Re: Case blind comparison

From: Keld J|rn Simonsen (keld@dkuug.dk)
Date: Mon Aug 11 1997 - 15:07:33 EDT


Kenneth Whistler writes:

> While CD 14651 spells out the multilevel sorting model in great
> detail (based largely on the Canadian standard), the comparison
> operation API leaves much to be desired. In particular, CARABIN
> is modeled on strxfrm(), so that low levels of conformance can
> simply use strxfrm() and claim conformance with the standard.

> But CARABIN does not specify the binary structure required for
> higher levels of conformance. Basically it leaves that up to
> the implementer as an implementation detail. Essentially the
> binary string is a private structure only consumable by the
> corresponding implementation of COMPBIN. This is feasible, I suppose,
> but it does mean that the proposed international standard is not
> proposing a transmissible *data* standard, but instead an API
> with multiple levels of conformance and multiple options that
> will result in typical Unix implementations with subtle mismatches
> and incompatibilities of implementation.

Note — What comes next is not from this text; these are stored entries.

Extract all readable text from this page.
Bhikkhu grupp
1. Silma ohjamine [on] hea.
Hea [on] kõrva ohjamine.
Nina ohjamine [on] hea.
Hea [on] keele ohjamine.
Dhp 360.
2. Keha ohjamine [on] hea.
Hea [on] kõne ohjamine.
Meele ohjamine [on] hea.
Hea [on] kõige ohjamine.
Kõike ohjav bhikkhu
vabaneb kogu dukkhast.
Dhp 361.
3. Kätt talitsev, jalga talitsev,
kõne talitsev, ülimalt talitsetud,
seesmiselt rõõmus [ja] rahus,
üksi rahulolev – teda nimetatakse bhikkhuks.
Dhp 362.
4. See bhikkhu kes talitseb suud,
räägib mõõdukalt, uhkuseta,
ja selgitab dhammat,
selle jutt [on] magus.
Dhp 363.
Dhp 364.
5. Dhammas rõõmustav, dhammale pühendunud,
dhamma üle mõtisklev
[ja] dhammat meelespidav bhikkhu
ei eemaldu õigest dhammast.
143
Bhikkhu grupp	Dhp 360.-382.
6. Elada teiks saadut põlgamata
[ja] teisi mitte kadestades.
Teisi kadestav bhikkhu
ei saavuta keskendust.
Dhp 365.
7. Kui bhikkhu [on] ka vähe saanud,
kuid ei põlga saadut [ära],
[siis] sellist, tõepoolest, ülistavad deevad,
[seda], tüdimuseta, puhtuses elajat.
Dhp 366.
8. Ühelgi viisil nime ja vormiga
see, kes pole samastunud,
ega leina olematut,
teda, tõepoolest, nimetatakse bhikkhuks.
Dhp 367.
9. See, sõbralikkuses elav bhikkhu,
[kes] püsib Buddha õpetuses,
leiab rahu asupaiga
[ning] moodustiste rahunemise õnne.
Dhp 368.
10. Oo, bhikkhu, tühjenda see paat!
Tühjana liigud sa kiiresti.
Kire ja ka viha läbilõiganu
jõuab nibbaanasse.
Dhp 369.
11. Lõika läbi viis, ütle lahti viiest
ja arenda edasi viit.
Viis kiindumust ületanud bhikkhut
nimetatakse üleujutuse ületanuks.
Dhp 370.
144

Well, there is a reason for this, and that is that the binary
format is locale dependent, as it will wary with different
sorting specifications. The 14651 standard specifies 8 options
(for for example lower case or upper case first) and implementation
with for example national sorting orders like Danish or Spanish orderin
will allocate different weights to a number of characters.
As the binary data is locale delendent, a standard cannot be prescribed
for the data format.

This is the same in C - and there the sorting routines have enjoyed
very wide acceptance.

> What about COMPCAR for loose comparison? The problem is that
> COMPCAR only introduces the *possibility* of loose comparison
> at level 5 conformance, the highest level with the most stringent
> requirements on implementation. In particular, the level "parameter
> is mandatory only for conformance level 5. When it is not present,
> the assumed value of this parameter is zero, which implies that the
> comparison is done up to the last available level." But comparison
> up to the last available level implies the full use of the
> multilevel algorithm, including ignorables, (as is appropriate
> for determinant sorting algorithms) and doesn't get you loose
> comparison. Loose comparison, as for Gary's "case blind comparison",
> requires specific omission of one or more levels in the generic
> algorithm, and in particular requires truly ignoring ignorables,
> instead of using them for tie-breaking. But ISO 14651 is going
> to be irrelevant for loose comparison except for those Posix-
> compliant platforms which choose to implement COMPCAR at the
> highest level of conformance.

The standard is not intended for just Unix/POSIX systems,
but for all systems and programming languages. The standard is
specified in a programming language independent way.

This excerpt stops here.